O projeto desenvolvido pela Eavor Technologies, atualmente em fase de implementação em Geretsried, na Alemanha, redefine a exploração de energia térmica ao introduzir o conceito de Eavor-Loop. Diferente dos sistemas geotérmicos convencionais que dependem da extração de água ou vapor do subsolo, esta tecnologia opera como um trocador de calor maciço em circuito fechado.
Como funciona o mecanismo de circuito fechado Eavor-Loop?
O sistema consiste em dois poços verticais conectados por uma rede de poços horizontais paralelos em grandes profundidades, formando um radiador subterrâneo gigante.
Essa inovação elimina a necessidade de reservatórios aquíferos naturais ou da técnica de fraturamento hidráulico. O fluido aquecido sobe naturalmente devido ao efeito de termossifão, reduzindo o gasto energético com bombas. Esse processo garante que o valor da energia gerada seja estável, transformando o calor da Terra em um veículo eficiente para a descarbonização de distritos industriais e residenciais em toda a Europa.

Qual a influência da indústria de petróleo e gás nesta tecnologia?
A viabilidade do Eavor-Loop é fruto direto da adaptação de tecnologias de perfuração direcional e interseção de poços desenvolvidas originalmente no setor de hidrocarbonetos.
Ao migrar esses conhecimentos para a geotermia, a Eavor consegue perfurar em formações rochosas antes consideradas inviáveis. Esse intercâmbio técnico assegura que cada documento de projeto siga normas rigorosas de segurança, reduzindo o tempo de obra e garantindo que o licenciamento ambiental seja mais célere por não envolver a injeção de produtos químicos no subsolo.
Quais são as vantagens de uma energia de base firme e ininterrupta?

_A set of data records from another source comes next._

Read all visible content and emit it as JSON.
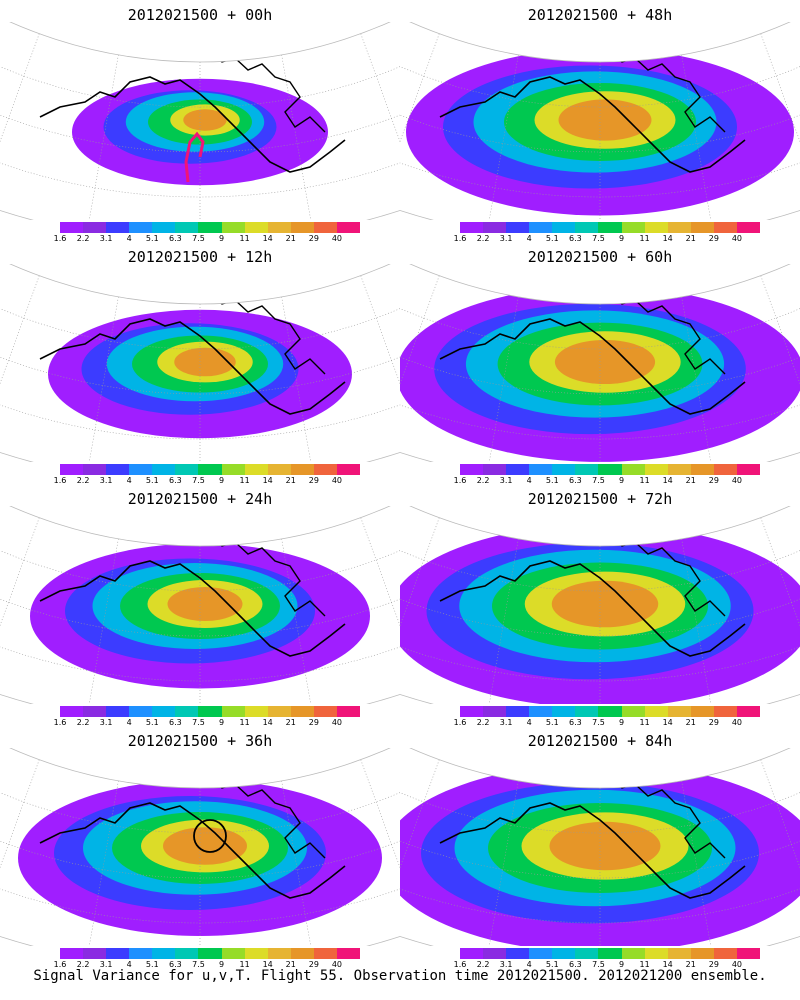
{
  "colorbar": {
    "ticks": [
      "1.6",
      "2.2",
      "3.1",
      "4",
      "5.1",
      "6.3",
      "7.5",
      "9",
      "11",
      "14",
      "21",
      "29",
      "40"
    ],
    "colors": [
      "#a01eff",
      "#8a2be2",
      "#3c3cff",
      "#1e90ff",
      "#00b4e6",
      "#00c8b4",
      "#00c850",
      "#96dc28",
      "#dcdc28",
      "#e6b432",
      "#e69628",
      "#f0643c",
      "#f01478"
    ]
  },
  "panels": [
    {
      "title": "2012021500 + 00h",
      "level": 0.15,
      "marker": "track"
    },
    {
      "title": "2012021500 + 12h",
      "level": 0.35,
      "marker": "none"
    },
    {
      "title": "2012021500 + 24h",
      "level": 0.5,
      "marker": "none"
    },
    {
      "title": "2012021500 + 36h",
      "level": 0.6,
      "marker": "circle"
    },
    {
      "title": "2012021500 + 48h",
      "level": 0.7,
      "marker": "none"
    },
    {
      "title": "2012021500 + 60h",
      "level": 0.78,
      "marker": "none"
    },
    {
      "title": "2012021500 + 72h",
      "level": 0.85,
      "marker": "none"
    },
    {
      "title": "2012021500 + 84h",
      "level": 0.9,
      "marker": "none"
    }
  ],
  "footer": "Signal Variance for u,v,T. Flight 55. Observation time 2012021500. 2012021200 ensemble."
}
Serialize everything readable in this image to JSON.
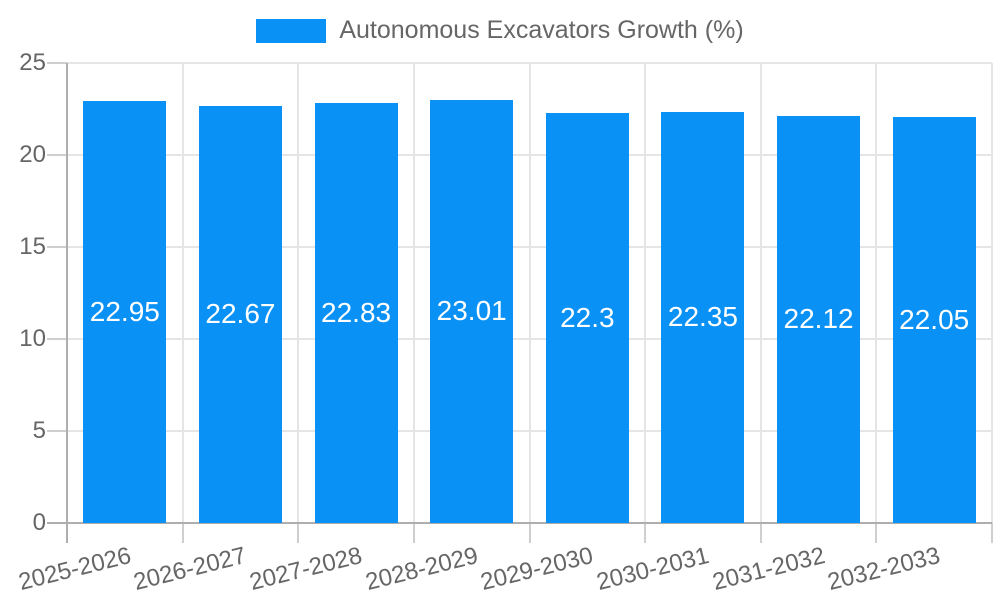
{
  "chart_data": {
    "type": "bar",
    "legend": "Autonomous Excavators Growth (%)",
    "categories": [
      "2025-2026",
      "2026-2027",
      "2027-2028",
      "2028-2029",
      "2029-2030",
      "2030-2031",
      "2031-2032",
      "2032-2033"
    ],
    "values": [
      22.95,
      22.67,
      22.83,
      23.01,
      22.3,
      22.35,
      22.12,
      22.05
    ],
    "value_labels": [
      "22.95",
      "22.67",
      "22.83",
      "23.01",
      "22.3",
      "22.35",
      "22.12",
      "22.05"
    ],
    "title": "",
    "xlabel": "",
    "ylabel": "",
    "ylim": [
      0,
      25
    ],
    "yticks": [
      0,
      5,
      10,
      15,
      20,
      25
    ],
    "grid": true,
    "legend_position": "top-center",
    "colors": {
      "bar": "#0a91f6",
      "bar_label": "#ffffff",
      "axis_text": "#666666",
      "grid_line": "#e5e5e5",
      "axis_line": "#aeaeae",
      "tick_mark": "#cfcfcf",
      "background": "#ffffff"
    }
  }
}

Diferente da energia solar ou eólica, a geotermia de circuito fechado fornece eletricidade 24 horas por dia, independentemente das condições climáticas. Em um cenário de transição energética, ter uma fonte de base firme é vital para evitar a sobrecarga da rede e reduzir a dependência de combustíveis fósseis que geram um alto imposto carbônico.
A planta na Alemanha demonstra que é possível substituir usinas termelétricas por sistemas silenciosos e compactos. Como o sistema não consome água e não emite gases, ele pode ser instalado próximo a centros urbanos, entregando calor direto para redes de calefação.
Como é a distribuição de calor e eletricidade neste modelo de usina?
Uma única instalação pode ser configurada para gerar eletricidade, calor para processos industriais ou ambos simultaneamente. O fluido que retorna à superfície a temperaturas elevadas passa por uma central de ciclo orgânico de Rankine (ORC), onde aciona turbinas para a produção de eletricidade antes de ser reenviado para o aquecimento urbano.
A distribuição é otimizada para minimizar perdas térmicas, garantindo que o cômodo das residências seja aquecido de forma sustentável durante o inverno rigoroso. A planta de Geretsried serve como o veículo principal para demonstrar essa versatilidade, provando que a geotermia avançada pode atender a múltiplas demandas energéticas a partir de um único ponto de extração subterrânea de alta performance.

Quais são as exigências e etapas para a perfuração do Eavor-Loop?
A implementação de um projeto deste porte exige uma fase de planejamento geológico exaustiva para identificar as camadas de rocha com o melhor gradiente térmico. A execução depende de sondas de perfuração de alta capacidade, capazes de operar em temperaturas extremas e realizar curvas complexas no subsolo.
Para assegurar a viabilidade e a segurança do projeto, a fase de construção deve seguir os seguintes pontos fundamentais:
- Realização de levantamentos sísmicos 3D para mapear a estrutura geológica e evitar falhas ativas.
- Mobilização de sondas de perfuração automatizadas com sistemas de telemetria em tempo real.
- Utilização de revestimentos de poço de alta condutividade térmica para maximizar a captura de calor.
- Interseção precisa dos poços horizontais para fechar o circuito hidráulico no subsolo.
- Testes de estanqueidade rigorosos para garantir que não existam vazamentos no fluido de trabalho.
Como este sistema impacta o futuro da soberania energética europeia?
O sucesso da Eavor Technologies na Alemanha é visto como um passo estratégico para reduzir a dependência de importações de gás natural. Ao transformar o calor latente da Terra em um recurso acessível em quase qualquer lugar, o sistema descentraliza a produção de energia, permitindo que cada região explore seu próprio potencial geotérmico sem limitações geográficas severas.
De acordo com dados da Eavor Technologies, a escalabilidade global dessa solução pode reduzir significativamente o valor do MWh geotérmico nos próximos anos. O apoio institucional da União Europeia reforça que este documento técnico de inovação é a base para um futuro onde a energia limpa é tão constante e confiável quanto a que consumimos hoje das fontes tradicionais.